642 people were murdered at Oradour-sur-Glane on that day. This massacre was not only about to avenge the capture of Kämpfe but also to allow Dieckmann to finish the training of his new recruits. These new recruits were from Alsace, Ukraine and Hungary and had never taken part in a single battle. This massacre was the last step of their training, to be part of the Waffen SS, they have to spill blood, the “Part of blood”.

On their way to Normandy the Das Reich arrived at Tours on the 12th of June but had a problem. Their materials and armored vehicles were completely obsolete. 60% of their tanks and 30% of their half tracks were out of combat. The defective tanks were abandoned between Montauban and Tulle, but the Das Reich still had their Panzers which were loaded on wagons at Montauban but will never make it to Normandy. The French Resistance sabotaged the railroad.

The Das Reich Division arrived at Saint Lo and was not far away from the Normandy front. Adolf Hitler took command of the operations and decided to break through between the cities of Caumont and Saint Lo. On the 29th of July, four SS Divisions were mobilised to take back Bayeux, and the Das Reich was in the lead.

Lammerding sent the 1st Battalion of the Der Führer Regiment in the frontline to take back Bayeux. The operation was a huge failure. After two days of fighting, the Regiment had lost 600 men. Dieckmann died, decapitated by a Sherman’s shell (he is buried at the German Cemetery of La Cambe near Bayeux and Omaha Beach). Heinz Lammerding, the Das Reich General was wounded during the bombardments and was evacuated from the frontline. Even during the battles, the Das Reich’s soldiers continued to hunt the Free French Fighters!

On the 13th of August 1944, 18 people were killed in the village of Tourouvre in the Orne department. American war prisoners were killed by the Das Reich on the pretext they looked like Jewish.

After the battle of the “Falaise-Chambois Pocket” the German headquarters retreated on the other side of the Seine river, the Das Reich Division went on leave in Germany before taking part in the Battle of the Bulge.

After the war, Lammerding had a good life. He created a company which was specialised in construction works, and spent the rest of his life near Dusseldorf. He could be found easily in the telephone directory! He died at the age of 66 in Bavaria on the 13th of January 1971. He was never to be worried, even after many extradition requests, all rejected by the German Federal Authorities.

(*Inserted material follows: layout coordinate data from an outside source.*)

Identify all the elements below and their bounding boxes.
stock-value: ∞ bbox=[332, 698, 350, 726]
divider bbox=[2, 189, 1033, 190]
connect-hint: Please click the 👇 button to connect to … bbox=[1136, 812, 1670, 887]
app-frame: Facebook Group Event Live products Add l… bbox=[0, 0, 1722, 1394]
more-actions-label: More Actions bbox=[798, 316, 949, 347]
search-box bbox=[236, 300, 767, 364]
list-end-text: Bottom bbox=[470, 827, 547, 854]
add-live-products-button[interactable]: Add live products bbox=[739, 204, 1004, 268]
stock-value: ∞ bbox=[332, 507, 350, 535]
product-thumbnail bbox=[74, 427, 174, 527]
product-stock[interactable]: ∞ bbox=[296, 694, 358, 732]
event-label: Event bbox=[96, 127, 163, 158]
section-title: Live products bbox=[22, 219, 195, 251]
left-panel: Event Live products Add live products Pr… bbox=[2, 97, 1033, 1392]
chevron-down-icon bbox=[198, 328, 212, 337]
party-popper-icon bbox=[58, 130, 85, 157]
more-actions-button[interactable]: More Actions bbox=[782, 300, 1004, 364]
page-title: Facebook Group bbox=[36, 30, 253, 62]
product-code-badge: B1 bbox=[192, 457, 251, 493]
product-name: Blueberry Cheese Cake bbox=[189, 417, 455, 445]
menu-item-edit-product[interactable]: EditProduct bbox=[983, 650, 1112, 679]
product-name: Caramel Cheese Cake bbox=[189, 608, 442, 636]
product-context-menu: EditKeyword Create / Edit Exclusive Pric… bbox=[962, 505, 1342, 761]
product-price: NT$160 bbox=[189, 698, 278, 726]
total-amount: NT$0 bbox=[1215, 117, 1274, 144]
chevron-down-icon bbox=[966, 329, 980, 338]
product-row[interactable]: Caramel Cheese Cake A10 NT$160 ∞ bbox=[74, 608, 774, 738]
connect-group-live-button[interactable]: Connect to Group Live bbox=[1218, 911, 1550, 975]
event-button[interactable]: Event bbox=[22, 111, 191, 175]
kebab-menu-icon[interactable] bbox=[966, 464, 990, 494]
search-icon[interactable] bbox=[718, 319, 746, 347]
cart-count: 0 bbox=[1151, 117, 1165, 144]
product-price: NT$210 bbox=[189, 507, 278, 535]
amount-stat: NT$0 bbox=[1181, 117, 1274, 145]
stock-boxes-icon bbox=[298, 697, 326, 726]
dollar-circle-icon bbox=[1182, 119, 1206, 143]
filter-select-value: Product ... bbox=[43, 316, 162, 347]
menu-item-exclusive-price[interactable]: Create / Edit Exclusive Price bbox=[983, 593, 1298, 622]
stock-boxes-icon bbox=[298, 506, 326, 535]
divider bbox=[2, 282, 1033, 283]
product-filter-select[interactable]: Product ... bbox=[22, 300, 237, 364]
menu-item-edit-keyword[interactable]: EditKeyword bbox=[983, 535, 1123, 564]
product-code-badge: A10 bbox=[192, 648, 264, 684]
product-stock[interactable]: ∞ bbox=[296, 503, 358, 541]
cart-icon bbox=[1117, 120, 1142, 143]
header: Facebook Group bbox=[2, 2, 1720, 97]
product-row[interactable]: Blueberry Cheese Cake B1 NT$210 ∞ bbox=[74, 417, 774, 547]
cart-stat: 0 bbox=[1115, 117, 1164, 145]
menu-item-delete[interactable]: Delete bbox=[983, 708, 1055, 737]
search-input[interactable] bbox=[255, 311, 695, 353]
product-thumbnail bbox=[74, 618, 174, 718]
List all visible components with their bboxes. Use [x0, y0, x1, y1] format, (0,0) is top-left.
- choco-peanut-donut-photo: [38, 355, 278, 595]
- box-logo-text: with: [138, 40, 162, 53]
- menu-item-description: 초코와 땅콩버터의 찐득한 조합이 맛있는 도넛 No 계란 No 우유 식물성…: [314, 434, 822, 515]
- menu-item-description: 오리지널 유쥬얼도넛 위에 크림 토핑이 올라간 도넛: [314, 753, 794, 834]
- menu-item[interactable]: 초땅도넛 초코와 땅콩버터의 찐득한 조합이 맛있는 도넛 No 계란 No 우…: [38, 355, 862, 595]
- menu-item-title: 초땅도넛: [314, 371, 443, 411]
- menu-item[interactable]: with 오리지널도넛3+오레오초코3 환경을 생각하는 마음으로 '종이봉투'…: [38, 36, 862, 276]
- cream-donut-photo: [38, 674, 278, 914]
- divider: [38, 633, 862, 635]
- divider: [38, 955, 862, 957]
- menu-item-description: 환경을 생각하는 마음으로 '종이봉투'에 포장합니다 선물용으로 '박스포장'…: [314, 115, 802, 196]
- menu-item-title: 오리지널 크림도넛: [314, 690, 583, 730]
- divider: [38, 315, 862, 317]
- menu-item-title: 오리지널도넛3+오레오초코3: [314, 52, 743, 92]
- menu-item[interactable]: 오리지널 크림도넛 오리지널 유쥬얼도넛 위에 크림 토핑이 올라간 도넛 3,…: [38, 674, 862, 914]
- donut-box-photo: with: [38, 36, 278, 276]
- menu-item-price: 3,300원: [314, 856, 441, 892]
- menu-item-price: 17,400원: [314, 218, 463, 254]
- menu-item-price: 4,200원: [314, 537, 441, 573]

In 1978, Otto Kahn died in Munich aged 69 without ever answering for his crimes.

In 1953 Heinz Barth, who lost an arm during the battle of Normandy, was sentenced to death by absentia at the Bordeaux trial. In 1983 he was sentenced to life imprisonment by Germany. Barth was released in 1997 in the name of the national reconciliation! He died peacefully in 2007 at Gransee in his native village.

From 1943, some of the German Officers from the Wehrmacht started to plot against Hitler and other started to loose their faith in him. As for Field Marshal Erwin Rommel, well known as the Desert Fox, he was in charge of the Atlantic Wall in Western Europe. In June 1944 Adolf Hitler summoned him to meet him at the Wolf Lair - W2 near Soissons (France) to talk about the German counterattack in Normandy. "I have to talk to you about what happened at Oradour-Sur-Glane. I'm asking for the permission to punish the Das Reich which made unacceptable reprisals. This kind of things dishonour the German uniform". Erwin Rommel on the 17th of June 1944

Around 15 000 men were enlisted in the Das Reich, only few have answered of their crimes. Some were sentenced to die or to perpetuity, but were amnestied or their years in prison reduced for the national reconciliation or because of the cold war.